If you are still leaning toward single-species options, the California Native Plant Society has a nice article by Audrey Pongs describing “Native Grass Alternatives to Lawns.” She offers two different approaches of working with meadow plants versus installing lawn replacements.

How Water Usage Weighs In

Water usage is a hot topic in California — and all this talk of turfs and lawns can’t help but circle back to water. An estimated half of all water use in California’s homes currently goes to irrigate landscaping. From a commercial standpoint, the recent 2023 passing of Assembly Bill 1572 declares that “the use of potable water to irrigate nonfunctional turf is wasteful and incompatible with state policy relating to climate change, water conservation, and reduced reliance on the Sacramento-San Joaquin Delta ecosystem.” I believe pressure will mount to convert more nonnative residential lawns to landscapes that require less water, and it seems logical that commercial landscapes will follow suit.
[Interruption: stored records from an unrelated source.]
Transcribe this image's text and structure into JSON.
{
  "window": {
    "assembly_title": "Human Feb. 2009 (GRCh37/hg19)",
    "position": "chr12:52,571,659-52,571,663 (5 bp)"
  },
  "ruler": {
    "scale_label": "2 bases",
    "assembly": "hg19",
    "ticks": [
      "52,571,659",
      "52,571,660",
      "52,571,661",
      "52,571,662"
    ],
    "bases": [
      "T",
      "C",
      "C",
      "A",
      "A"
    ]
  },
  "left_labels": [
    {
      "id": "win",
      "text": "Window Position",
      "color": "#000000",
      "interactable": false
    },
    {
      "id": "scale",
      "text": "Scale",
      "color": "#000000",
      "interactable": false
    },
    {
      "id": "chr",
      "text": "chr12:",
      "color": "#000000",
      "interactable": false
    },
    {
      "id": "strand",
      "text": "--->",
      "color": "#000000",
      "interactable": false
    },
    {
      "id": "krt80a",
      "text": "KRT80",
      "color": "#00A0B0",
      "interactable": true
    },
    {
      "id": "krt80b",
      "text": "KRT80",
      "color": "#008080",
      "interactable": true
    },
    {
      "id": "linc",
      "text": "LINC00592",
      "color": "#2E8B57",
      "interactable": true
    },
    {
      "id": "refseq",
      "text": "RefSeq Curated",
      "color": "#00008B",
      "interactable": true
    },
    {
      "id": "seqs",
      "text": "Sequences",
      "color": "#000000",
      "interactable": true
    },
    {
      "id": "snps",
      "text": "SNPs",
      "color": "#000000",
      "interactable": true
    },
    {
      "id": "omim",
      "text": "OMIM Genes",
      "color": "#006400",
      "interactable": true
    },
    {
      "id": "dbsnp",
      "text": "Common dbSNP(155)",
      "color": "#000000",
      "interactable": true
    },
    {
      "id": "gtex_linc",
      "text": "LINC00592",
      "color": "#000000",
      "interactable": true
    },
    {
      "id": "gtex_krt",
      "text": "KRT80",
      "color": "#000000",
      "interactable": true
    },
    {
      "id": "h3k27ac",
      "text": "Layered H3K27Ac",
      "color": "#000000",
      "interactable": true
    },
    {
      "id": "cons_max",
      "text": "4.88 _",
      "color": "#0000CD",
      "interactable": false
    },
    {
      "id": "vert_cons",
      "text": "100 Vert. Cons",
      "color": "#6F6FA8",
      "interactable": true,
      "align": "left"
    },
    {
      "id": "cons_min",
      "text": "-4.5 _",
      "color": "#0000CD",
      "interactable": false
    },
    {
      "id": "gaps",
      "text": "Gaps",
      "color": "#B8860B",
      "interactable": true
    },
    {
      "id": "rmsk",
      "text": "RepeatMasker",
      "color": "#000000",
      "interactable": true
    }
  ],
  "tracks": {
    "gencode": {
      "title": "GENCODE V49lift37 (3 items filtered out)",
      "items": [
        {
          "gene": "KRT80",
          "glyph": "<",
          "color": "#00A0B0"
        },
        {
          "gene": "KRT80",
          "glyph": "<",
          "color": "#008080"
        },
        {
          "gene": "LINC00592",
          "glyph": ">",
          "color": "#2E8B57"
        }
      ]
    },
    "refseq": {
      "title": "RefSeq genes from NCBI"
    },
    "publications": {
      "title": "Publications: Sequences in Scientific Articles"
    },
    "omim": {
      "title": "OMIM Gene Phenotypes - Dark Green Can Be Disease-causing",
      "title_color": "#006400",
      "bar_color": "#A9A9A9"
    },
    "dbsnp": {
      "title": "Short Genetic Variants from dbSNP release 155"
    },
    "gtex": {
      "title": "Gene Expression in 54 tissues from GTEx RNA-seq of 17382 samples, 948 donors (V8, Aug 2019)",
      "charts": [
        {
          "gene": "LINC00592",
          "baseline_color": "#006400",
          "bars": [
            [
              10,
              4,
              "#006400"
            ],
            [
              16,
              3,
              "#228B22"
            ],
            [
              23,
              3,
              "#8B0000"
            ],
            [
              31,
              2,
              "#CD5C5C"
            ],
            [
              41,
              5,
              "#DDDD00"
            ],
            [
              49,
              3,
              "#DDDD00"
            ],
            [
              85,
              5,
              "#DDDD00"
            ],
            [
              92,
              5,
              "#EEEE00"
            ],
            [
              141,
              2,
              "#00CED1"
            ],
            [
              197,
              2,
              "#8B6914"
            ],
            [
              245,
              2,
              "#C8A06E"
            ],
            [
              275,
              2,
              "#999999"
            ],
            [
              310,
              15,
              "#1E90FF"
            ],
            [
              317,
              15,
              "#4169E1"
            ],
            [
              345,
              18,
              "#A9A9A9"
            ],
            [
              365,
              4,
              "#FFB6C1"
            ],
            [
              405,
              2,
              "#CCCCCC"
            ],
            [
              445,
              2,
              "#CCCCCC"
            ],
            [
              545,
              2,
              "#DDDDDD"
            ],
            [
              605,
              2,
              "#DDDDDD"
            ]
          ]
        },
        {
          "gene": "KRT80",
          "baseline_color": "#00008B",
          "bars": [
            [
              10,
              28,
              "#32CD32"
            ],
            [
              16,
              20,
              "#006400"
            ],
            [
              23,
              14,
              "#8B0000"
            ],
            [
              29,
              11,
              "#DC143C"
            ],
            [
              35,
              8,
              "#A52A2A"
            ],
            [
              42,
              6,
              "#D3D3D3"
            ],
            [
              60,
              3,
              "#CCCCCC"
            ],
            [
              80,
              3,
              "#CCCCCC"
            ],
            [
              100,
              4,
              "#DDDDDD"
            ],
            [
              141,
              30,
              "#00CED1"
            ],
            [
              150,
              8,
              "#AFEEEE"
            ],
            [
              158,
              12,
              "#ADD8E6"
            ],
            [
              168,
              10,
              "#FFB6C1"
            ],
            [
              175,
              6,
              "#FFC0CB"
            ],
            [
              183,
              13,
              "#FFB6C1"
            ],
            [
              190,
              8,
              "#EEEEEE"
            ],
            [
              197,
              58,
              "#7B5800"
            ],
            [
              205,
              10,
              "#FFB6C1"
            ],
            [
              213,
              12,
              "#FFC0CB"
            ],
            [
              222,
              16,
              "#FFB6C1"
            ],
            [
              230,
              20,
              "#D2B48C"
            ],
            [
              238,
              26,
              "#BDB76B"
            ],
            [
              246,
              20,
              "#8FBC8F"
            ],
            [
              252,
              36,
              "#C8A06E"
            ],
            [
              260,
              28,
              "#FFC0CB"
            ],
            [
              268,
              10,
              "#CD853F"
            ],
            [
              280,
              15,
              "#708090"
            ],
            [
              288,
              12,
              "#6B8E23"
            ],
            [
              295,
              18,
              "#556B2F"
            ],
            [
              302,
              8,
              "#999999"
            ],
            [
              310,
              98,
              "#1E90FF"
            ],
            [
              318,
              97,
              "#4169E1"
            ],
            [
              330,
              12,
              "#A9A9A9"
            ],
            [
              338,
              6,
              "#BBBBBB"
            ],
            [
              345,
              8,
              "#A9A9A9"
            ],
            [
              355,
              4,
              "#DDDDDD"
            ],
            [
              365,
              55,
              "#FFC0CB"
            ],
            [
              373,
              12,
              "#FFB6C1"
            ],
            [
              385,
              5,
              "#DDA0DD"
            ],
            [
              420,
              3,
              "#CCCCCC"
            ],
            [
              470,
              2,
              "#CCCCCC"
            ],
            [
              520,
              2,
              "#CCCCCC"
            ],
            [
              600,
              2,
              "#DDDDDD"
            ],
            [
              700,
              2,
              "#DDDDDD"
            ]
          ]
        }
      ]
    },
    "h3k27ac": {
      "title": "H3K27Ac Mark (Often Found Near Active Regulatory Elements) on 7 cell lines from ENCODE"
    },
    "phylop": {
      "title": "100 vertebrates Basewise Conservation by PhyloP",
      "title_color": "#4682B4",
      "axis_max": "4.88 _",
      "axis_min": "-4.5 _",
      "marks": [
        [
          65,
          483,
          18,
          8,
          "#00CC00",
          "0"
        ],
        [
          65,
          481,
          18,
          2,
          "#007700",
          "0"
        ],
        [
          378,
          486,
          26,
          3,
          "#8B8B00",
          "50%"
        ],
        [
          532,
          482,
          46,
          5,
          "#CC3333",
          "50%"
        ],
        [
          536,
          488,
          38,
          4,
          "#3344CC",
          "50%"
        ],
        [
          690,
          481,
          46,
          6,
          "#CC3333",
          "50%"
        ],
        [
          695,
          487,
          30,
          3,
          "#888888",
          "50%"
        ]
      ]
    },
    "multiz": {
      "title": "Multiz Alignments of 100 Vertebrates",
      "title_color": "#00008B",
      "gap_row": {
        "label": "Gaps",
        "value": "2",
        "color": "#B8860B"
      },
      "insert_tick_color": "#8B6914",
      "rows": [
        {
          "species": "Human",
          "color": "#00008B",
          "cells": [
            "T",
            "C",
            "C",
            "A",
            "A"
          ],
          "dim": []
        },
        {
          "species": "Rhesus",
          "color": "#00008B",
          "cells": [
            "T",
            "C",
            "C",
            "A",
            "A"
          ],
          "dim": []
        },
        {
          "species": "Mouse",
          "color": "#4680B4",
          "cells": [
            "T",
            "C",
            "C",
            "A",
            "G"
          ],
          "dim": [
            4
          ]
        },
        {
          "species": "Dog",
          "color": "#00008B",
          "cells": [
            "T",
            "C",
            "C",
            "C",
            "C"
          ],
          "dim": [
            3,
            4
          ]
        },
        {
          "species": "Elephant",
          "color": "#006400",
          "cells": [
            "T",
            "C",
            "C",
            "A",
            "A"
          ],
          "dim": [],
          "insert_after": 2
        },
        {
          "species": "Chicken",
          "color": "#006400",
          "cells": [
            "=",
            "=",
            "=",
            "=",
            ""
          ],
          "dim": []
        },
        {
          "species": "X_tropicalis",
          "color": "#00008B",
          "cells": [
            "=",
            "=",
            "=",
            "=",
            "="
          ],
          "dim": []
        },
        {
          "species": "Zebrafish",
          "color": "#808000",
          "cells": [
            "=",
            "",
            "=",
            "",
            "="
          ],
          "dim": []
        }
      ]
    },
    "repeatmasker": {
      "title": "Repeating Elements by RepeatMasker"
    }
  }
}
The native blue grama grass (Bouteloua gracilis) at Caretaker’s Cottage has been growing for over 30 years.
(Photo: Keith Nevison)

Gracias, Native Grasses

Let’s look to native grasses to help ease these transitions. For residences, they can provide soft, pervious walkways that frame planting beds and allow for human and pet traffic. For higher-traffic areas, the Garden will continue pursuing, studying, and experimenting with native grasses, in search of the hardiest native turf options. You can look to us to keep educating guests and promoting the conversion of nonnative turf to spaces that are beautiful, functional, and beneficial.